Personally, I really hope that the RDR helps to do away with commission in the group pension market altogether. In the vast majority of cases, advisers have no contact with the members of the scheme that they have sold to the company.
Yet it’s worth remembering that in the case of group personal pension schemes, the adviser’s clients are really the scheme members, not the employer. But these people are rarely given even the most basic advice about how much to save into their pension or where to invest it.
My own company’s GPP is the perfect example. Jardine Lloyd Thompson gets paid a nice juicy commission based on the amount I pay into my scheme, even though I’ve never had any more contact with them than a couple of letters informing me that they are the advisers to my company pension scheme.

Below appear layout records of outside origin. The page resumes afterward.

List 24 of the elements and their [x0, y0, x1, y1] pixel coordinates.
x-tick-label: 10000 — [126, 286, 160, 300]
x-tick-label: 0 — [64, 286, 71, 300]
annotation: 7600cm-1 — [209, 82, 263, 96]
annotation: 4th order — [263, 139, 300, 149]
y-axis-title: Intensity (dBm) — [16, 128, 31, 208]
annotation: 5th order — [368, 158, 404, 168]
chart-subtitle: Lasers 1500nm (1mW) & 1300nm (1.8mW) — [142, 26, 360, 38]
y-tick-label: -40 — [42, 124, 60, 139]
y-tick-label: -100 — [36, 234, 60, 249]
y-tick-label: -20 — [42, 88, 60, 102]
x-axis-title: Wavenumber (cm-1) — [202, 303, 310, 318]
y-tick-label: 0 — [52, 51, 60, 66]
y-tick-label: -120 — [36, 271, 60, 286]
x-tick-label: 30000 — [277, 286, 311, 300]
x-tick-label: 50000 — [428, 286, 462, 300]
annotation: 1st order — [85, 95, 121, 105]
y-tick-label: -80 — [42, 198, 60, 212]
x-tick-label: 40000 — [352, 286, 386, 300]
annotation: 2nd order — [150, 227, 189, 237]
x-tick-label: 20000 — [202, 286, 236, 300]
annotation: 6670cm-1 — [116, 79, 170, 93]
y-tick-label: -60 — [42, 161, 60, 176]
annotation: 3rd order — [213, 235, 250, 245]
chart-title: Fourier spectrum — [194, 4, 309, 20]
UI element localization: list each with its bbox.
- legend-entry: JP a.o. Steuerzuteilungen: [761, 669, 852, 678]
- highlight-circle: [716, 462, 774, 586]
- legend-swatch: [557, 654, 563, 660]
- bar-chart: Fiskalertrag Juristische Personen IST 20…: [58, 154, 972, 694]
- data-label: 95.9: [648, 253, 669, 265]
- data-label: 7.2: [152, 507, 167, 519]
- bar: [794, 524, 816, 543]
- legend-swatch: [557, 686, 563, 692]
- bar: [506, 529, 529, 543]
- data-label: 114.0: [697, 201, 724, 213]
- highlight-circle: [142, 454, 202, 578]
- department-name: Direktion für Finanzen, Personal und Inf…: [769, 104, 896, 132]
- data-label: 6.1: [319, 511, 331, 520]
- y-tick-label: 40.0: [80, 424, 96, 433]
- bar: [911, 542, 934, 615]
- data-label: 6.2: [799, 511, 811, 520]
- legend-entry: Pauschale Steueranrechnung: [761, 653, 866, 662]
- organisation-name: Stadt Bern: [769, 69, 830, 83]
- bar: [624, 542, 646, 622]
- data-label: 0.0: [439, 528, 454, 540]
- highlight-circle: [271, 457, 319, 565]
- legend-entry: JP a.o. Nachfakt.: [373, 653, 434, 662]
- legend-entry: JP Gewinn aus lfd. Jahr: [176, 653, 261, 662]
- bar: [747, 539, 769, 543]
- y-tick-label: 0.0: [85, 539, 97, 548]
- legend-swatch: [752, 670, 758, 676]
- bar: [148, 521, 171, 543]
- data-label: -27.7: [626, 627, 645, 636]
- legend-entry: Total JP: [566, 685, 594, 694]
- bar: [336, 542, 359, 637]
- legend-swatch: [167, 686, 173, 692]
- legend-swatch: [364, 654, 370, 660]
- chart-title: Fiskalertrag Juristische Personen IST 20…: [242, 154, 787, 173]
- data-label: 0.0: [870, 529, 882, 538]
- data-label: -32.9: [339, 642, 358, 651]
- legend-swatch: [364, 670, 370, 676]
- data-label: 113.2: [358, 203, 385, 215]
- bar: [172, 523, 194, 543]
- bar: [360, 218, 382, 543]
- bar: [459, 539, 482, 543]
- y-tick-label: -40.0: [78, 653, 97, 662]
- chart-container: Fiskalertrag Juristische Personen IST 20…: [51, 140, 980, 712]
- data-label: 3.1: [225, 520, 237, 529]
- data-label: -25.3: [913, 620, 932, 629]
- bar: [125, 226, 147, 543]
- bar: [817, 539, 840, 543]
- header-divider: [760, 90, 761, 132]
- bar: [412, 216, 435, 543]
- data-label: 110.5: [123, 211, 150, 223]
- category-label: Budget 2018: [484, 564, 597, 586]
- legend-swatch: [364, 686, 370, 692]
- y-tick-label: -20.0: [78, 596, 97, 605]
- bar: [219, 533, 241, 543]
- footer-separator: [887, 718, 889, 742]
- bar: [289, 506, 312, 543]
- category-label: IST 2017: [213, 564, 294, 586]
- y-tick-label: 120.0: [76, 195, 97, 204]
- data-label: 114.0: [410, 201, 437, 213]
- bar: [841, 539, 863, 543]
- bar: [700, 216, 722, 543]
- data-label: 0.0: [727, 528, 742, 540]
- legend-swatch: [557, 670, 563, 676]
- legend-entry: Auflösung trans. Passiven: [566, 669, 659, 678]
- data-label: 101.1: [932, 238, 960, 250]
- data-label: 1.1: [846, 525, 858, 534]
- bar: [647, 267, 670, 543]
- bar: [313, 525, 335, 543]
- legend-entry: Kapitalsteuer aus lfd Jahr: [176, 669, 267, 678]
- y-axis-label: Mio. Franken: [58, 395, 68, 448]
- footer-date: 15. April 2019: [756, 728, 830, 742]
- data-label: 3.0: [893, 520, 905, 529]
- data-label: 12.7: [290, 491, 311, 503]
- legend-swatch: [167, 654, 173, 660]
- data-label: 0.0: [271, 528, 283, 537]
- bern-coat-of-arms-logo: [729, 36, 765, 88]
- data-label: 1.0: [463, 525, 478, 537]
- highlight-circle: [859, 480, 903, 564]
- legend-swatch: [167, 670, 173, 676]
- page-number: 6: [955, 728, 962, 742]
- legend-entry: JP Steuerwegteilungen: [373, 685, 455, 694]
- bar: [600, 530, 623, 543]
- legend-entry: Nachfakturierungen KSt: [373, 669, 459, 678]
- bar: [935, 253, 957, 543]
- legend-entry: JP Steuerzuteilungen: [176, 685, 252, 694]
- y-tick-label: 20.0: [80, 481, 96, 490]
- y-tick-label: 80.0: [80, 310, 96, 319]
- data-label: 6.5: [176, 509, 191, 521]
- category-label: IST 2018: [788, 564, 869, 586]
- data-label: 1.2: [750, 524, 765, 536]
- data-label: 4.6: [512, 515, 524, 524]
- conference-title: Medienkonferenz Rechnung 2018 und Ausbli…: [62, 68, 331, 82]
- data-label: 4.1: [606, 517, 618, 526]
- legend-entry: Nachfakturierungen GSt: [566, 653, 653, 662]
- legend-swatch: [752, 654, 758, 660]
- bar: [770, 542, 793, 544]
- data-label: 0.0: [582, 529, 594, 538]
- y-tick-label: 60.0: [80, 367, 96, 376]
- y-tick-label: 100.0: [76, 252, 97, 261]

Fortunately, I know a little bit about asset allocation and how to diversify my pension but the majority of people in my office have no clue.

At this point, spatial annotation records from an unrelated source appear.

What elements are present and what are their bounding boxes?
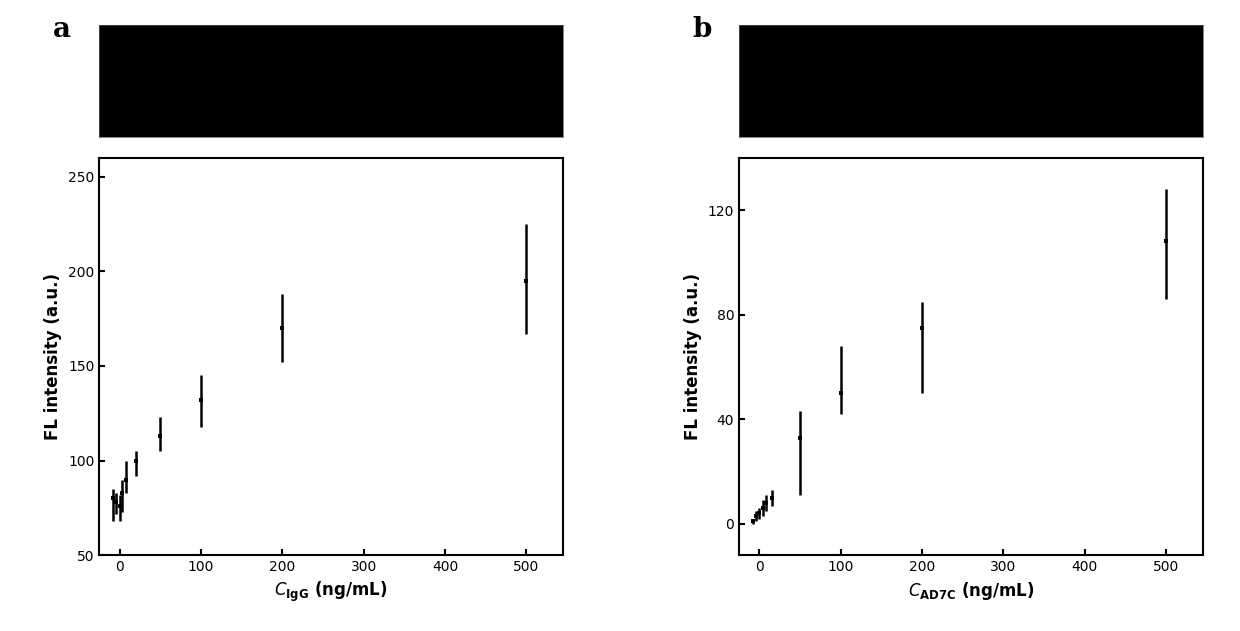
- X-axis label: $\mathit{C}_\mathregular{AD7C}$ (ng/mL): $\mathit{C}_\mathregular{AD7C}$ (ng/mL): [908, 580, 1034, 602]
- Text: b: b: [693, 16, 712, 44]
- Text: a: a: [53, 16, 71, 44]
- X-axis label: $\mathit{C}_\mathregular{IgG}$ (ng/mL): $\mathit{C}_\mathregular{IgG}$ (ng/mL): [274, 580, 388, 604]
- Y-axis label: FL intensity (a.u.): FL intensity (a.u.): [684, 273, 702, 440]
- Y-axis label: FL intensity (a.u.): FL intensity (a.u.): [45, 273, 62, 440]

Ironically, they often approach me to ask which funds they should be putting their money into, which leaves me in an awkward posi- tion. I give them my opinions but I’m very care- ful to warn them that this does not constitute advice, and I have to stress that the decision must be theirs. Perhaps JLT should be providing me with a cut?

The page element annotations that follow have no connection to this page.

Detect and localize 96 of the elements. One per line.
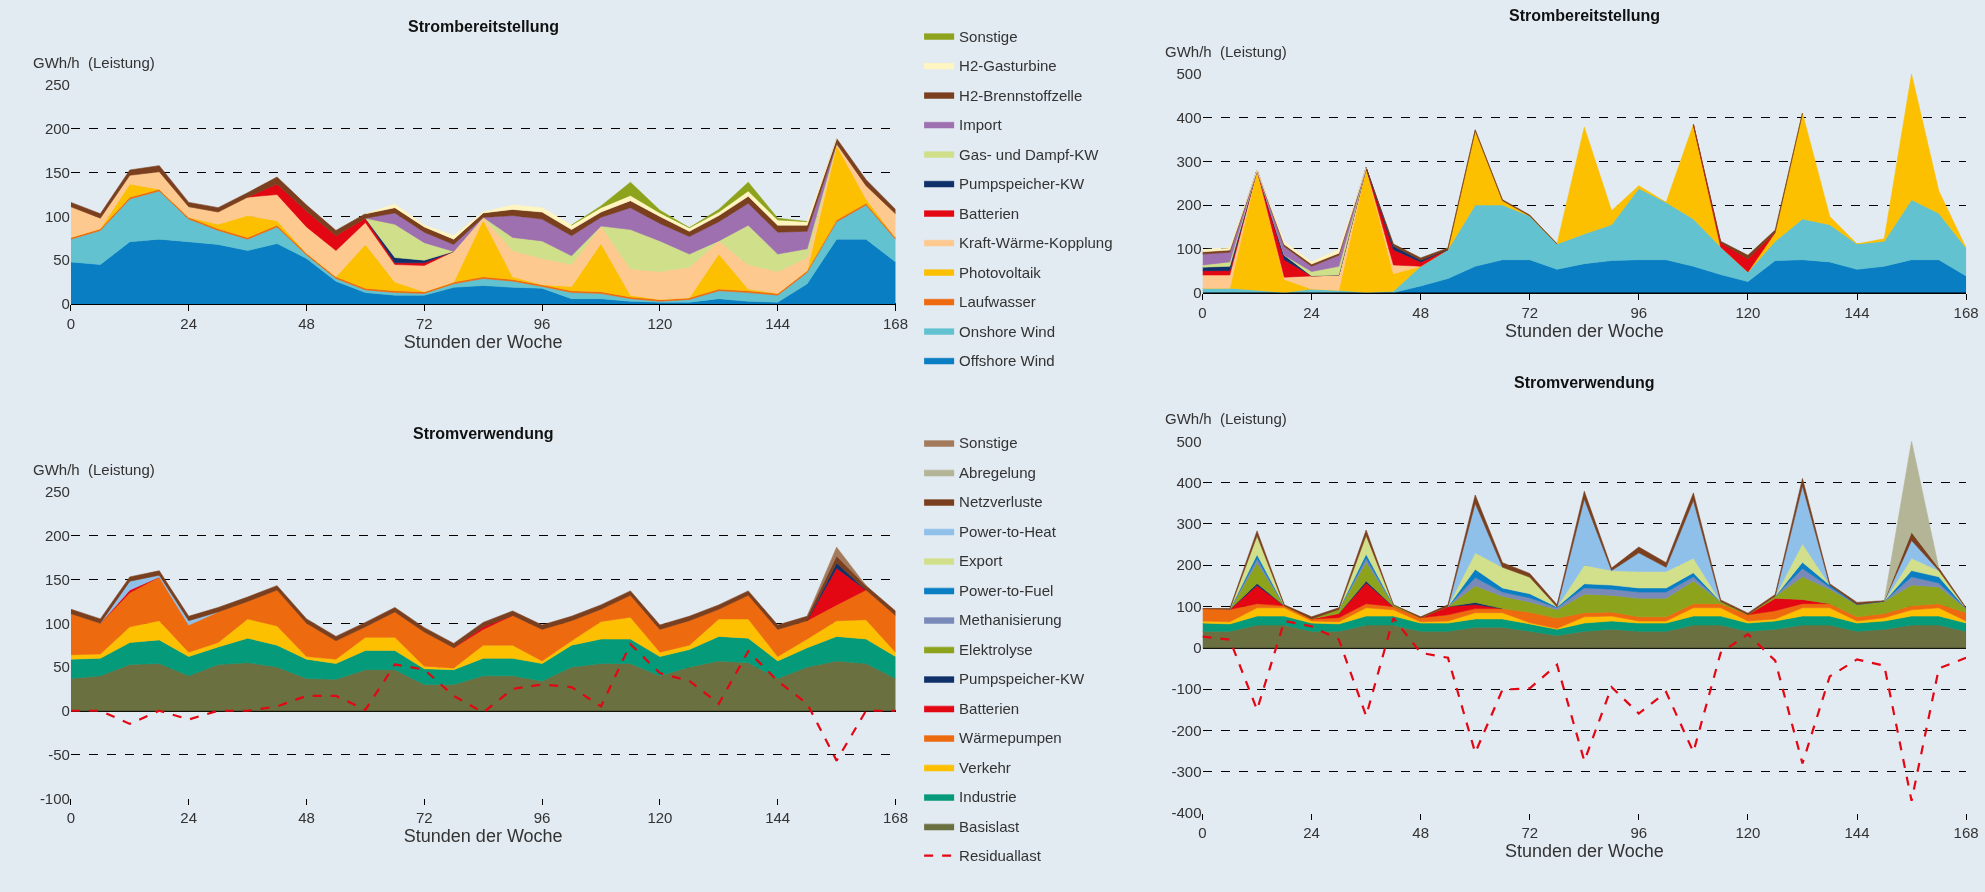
- y-tick-label: 100: [44, 614, 70, 632]
- x-axis-title: Stunden der Woche: [403, 331, 563, 352]
- legend-label: Abregelung: [959, 463, 1036, 481]
- x-tick-label: 168: [882, 314, 909, 332]
- y-axis-title: GWh/h (Leistung): [1165, 43, 1287, 60]
- y-tick-label: -200: [1171, 721, 1202, 739]
- y-tick-label: 0: [1193, 283, 1202, 301]
- legend-label: Power-to-Fuel: [959, 581, 1054, 599]
- x-tick-label: 24: [180, 314, 198, 332]
- y-tick-label: 400: [1176, 473, 1202, 491]
- y-tick-label: 250: [44, 483, 70, 501]
- x-tick-label: 96: [1630, 303, 1648, 321]
- legend-label: H2-Gasturbine: [959, 57, 1057, 75]
- x-tick-label: 144: [765, 314, 791, 332]
- legend-label: H2-Brennstoffzelle: [959, 86, 1083, 104]
- y-tick-label: 150: [44, 163, 70, 181]
- legend-label: Basislast: [959, 817, 1020, 835]
- legend-label: Onshore Wind: [959, 322, 1055, 340]
- x-axis-title: Stunden der Woche: [1504, 841, 1664, 862]
- x-tick-label: 48: [1412, 824, 1430, 842]
- x-tick-label: 168: [1953, 303, 1979, 321]
- legend-label: Batterien: [959, 204, 1020, 222]
- x-axis-title: Stunden der Woche: [403, 826, 563, 847]
- chart-title: Stromverwendung: [413, 425, 554, 442]
- y-tick-label: 100: [44, 207, 70, 225]
- y-tick-label: 500: [1176, 65, 1202, 82]
- chart-title: Stromverwendung: [1514, 374, 1655, 391]
- x-tick-label: 72: [415, 809, 433, 827]
- legend-label: Methanisierung: [959, 611, 1062, 629]
- x-tick-label: 24: [180, 809, 198, 827]
- y-tick-label: 200: [44, 527, 70, 544]
- x-tick-label: 72: [415, 314, 433, 332]
- y-tick-label: 200: [1176, 196, 1202, 214]
- x-tick-label: 24: [1303, 303, 1320, 321]
- y-tick-label: 250: [44, 76, 70, 94]
- y-axis-title: GWh/h (Leistung): [1165, 410, 1287, 427]
- legend-label: Laufwasser: [959, 293, 1036, 311]
- x-tick-label: 48: [1412, 303, 1430, 321]
- y-tick-label: 300: [1176, 515, 1202, 533]
- x-axis-title: Stunden der Woche: [1504, 320, 1664, 341]
- y-tick-label: 50: [53, 658, 70, 676]
- y-tick-label: -50: [48, 745, 70, 763]
- legend-label: Residuallast: [959, 847, 1042, 865]
- x-tick-label: 120: [1735, 824, 1761, 842]
- x-tick-label: 144: [1844, 303, 1870, 321]
- y-tick-label: 100: [1176, 597, 1202, 615]
- x-tick-label: 144: [1844, 824, 1870, 842]
- x-tick-label: 48: [298, 314, 315, 332]
- y-tick-label: -100: [1171, 680, 1202, 698]
- legend-label: Sonstige: [959, 27, 1018, 45]
- legend-label: Offshore Wind: [959, 352, 1055, 370]
- y-tick-label: 400: [1176, 108, 1202, 126]
- y-tick-label: -100: [39, 789, 70, 807]
- x-tick-label: 96: [533, 809, 551, 827]
- x-tick-label: 120: [647, 314, 673, 332]
- x-tick-label: 24: [1303, 824, 1320, 842]
- legend-label: Import: [959, 116, 1003, 134]
- x-tick-label: 168: [882, 809, 909, 827]
- y-tick-label: 100: [1176, 240, 1202, 257]
- legend-label: Power-to-Heat: [959, 522, 1057, 540]
- y-tick-label: 0: [1193, 639, 1202, 657]
- y-axis-title: GWh/h (Leistung): [33, 461, 155, 478]
- legend-label: Pumpspeicher-KW: [959, 175, 1085, 193]
- x-tick-label: 48: [298, 809, 315, 827]
- legend-label: Pumpspeicher-KW: [959, 670, 1085, 688]
- x-tick-label: 120: [647, 809, 673, 827]
- legend-label: Gas- und Dampf-KW: [959, 145, 1100, 163]
- x-tick-label: 96: [1630, 824, 1648, 842]
- chart-title: Strombereitstellung: [408, 18, 560, 35]
- legend-label: Batterien: [959, 699, 1020, 717]
- y-tick-label: 300: [1176, 152, 1202, 170]
- legend-label: Export: [959, 552, 1004, 570]
- chart-title: Strombereitstellung: [1509, 7, 1661, 24]
- x-tick-label: 120: [1735, 303, 1761, 321]
- x-tick-label: 72: [1521, 303, 1539, 321]
- legend-label: Photovoltaik: [959, 263, 1042, 281]
- legend-label: Kraft-Wärme-Kopplung: [959, 234, 1113, 252]
- x-tick-label: 72: [1521, 824, 1539, 842]
- legend-label: Industrie: [959, 788, 1017, 806]
- y-tick-label: 200: [44, 120, 70, 138]
- y-tick-label: -400: [1171, 804, 1202, 822]
- legend-label: Wärmepumpen: [959, 729, 1062, 747]
- x-tick-label: 144: [765, 809, 791, 827]
- y-tick-label: 0: [61, 702, 70, 719]
- y-tick-label: 500: [1176, 432, 1202, 450]
- x-tick-label: 96: [533, 314, 551, 332]
- y-tick-label: 50: [53, 251, 70, 269]
- legend-label: Sonstige: [959, 434, 1018, 452]
- legend-label: Verkehr: [959, 758, 1011, 776]
- y-tick-label: 150: [44, 570, 70, 588]
- legend-label: Elektrolyse: [959, 640, 1033, 658]
- x-tick-label: 168: [1953, 824, 1979, 842]
- y-axis-title: GWh/h (Leistung): [33, 54, 155, 71]
- legend-label: Netzverluste: [959, 493, 1043, 511]
- y-tick-label: -300: [1171, 763, 1202, 781]
- y-tick-label: 200: [1176, 556, 1202, 574]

Many advisers clearly don’t lose any sleep over receiving payment for a service they don’t provide. The cheques are generally so much larger than taking a simple fee – it’s a no-brainer.
And it’s not just the advisers who are at fault. Employers who are keen to keep their own costs to a minimum must shoulder some of the blame here, too. Given the chance of passing on the bill for advice to their staff, most HR or finance directors will jump at the chance without bothering to ask what the adviser plans to offer their employees in the way of advice.
In many cases, companies don’t want their adviser to provide any encouragement for their staff to join the company scheme – as it will only cost them more.
For example, although my employer makes a half-decent contribution into my pension – matching me up to 6 per cent of my salary – it only offers this because there is such apathy in the office. Even when the company’s contribution was not dependent on the employee contributing anything, most people still failed to sign up.
Companies need to remember why they are offering pensions in the first place – as an incentive for employees – and should be willing to pay a few thousand pounds in a one-off fee to an adviser to ensure that they get impartial and good value advice.
Equally, those advisers who do get paid by commission should be insisting that they provide pension seminars to employees – at the very least. Ideally, they should also make themselves available for one on one advice, over the phone or by email, if not face to face.
I believe the RDR will eventually broaden out to address all these issues. Savvy advisers will start to adjust now.